Monday, July 01, 2024

Metropolitan Daniil becomes Bulgaria's new Patriarch

Bulgaria's Orthodox Church has elected the current Metropolitan Daniil from the Danube city of Vidin as its new Patriarch. 

In a run-off vote on Sunday, 69 clergy and laity who had gathered in the capital Sofia for a national council voted in favour of the 52-year-old. 

According to local media reports, the opposing candidate, Metropolitan Grigory (53) from Vratsa, received 66 votes.

In the first round of voting, none of the nominated candidates received the necessary two-thirds majority. The two candidates with the most votes advanced to the second round.

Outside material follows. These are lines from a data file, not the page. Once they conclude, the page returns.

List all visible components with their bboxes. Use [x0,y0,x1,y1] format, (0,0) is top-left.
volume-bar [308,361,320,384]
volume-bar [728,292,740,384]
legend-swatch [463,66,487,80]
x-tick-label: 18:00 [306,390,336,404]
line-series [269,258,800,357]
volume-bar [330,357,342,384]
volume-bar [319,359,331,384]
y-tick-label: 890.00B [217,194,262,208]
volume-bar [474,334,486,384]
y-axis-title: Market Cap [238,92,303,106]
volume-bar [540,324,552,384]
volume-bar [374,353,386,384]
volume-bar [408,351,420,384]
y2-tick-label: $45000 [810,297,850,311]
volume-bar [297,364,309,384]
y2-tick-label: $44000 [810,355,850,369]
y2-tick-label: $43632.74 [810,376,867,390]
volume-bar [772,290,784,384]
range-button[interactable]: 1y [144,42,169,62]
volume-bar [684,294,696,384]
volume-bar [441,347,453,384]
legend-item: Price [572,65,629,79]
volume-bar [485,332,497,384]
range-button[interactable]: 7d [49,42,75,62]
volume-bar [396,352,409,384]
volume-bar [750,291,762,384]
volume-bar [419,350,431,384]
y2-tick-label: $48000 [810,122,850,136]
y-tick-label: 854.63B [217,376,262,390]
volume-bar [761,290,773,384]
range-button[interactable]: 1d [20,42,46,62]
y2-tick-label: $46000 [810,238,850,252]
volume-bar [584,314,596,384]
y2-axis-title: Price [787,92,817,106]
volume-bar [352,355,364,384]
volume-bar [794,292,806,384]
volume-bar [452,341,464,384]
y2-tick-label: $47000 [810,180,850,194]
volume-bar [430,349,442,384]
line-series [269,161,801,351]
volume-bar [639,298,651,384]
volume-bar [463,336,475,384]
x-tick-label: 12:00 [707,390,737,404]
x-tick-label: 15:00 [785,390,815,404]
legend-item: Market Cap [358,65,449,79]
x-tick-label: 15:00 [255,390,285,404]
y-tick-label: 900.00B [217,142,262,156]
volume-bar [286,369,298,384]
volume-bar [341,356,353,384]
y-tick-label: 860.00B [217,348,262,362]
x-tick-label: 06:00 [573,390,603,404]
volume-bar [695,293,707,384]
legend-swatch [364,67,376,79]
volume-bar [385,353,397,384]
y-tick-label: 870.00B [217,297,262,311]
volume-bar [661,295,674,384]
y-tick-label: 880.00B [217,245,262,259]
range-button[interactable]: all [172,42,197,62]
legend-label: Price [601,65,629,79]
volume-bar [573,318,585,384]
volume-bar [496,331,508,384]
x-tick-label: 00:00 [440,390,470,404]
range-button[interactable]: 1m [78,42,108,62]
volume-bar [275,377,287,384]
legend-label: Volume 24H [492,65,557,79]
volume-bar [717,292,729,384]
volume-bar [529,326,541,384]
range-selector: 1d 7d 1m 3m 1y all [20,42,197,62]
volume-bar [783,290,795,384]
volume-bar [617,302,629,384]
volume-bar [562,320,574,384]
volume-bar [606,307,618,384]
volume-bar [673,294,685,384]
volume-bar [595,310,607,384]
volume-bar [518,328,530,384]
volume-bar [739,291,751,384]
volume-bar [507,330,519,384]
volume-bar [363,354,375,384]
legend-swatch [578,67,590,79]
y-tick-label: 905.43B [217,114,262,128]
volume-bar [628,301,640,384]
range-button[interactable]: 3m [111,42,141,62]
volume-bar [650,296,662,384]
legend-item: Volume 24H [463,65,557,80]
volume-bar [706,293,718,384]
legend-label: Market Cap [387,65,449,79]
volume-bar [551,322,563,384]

A simple majority was sufficient in this round. The election was necessary because Patriarch Neofit died on 13 March at the age of 78. He had led the church since 2013.

Daniil's election as head of the church for life is considered a surprise. Metropolitan Grigory, who was appointed provisional head by the Holy Synod in March, had been considered to have better chances. 

The new Patriarch Daniil was born on 2 March 1972. He began studying English in Sofia in 1996, but decided to study theology the following year and entered the monastery. He has been a bishop since 2008. From 2010, he gained a great deal of experience abroad as vicar to the Metropolitan of the United States of America, Canada and Australia, until he was elected Metropolitan of Vidin in north-west Bulgaria in 2018.

Ten days ago, the church's governing body, the Holy Synod, proposed three metropolitans as candidates for the patriarchal election, as stipulated in the church statute. The National Council includes all bishops as well as clergy and lay people delegated by the dioceses. Representatives of the monasteries, seminaries and theological faculties also took part in the patriarchal election.

The new patriarch will be enthroned on Sunday afternoon in the cathedral in Sofia. The honourable head of the Orthodox churches, the Ecumenical Patriarch Bartholomew I of Constantinople, and the Vatican's ecumenical representative, Cardinal Kurt Koch, will also take part in the ceremony.

As head of the Bulgarian Orthodox Church, Neofit had helped to heal the wounds caused by the split in the Church in the 1990s. At that time, there was a counter-patriarch. The large funeral ceremonies for Neofit showed his popularity among the population. Around two thirds of the 6.4 million Bulgarians profess Orthodox Christianity. Only just under 39,000 people voluntarily declared themselves to be Catholic in the 2021 census.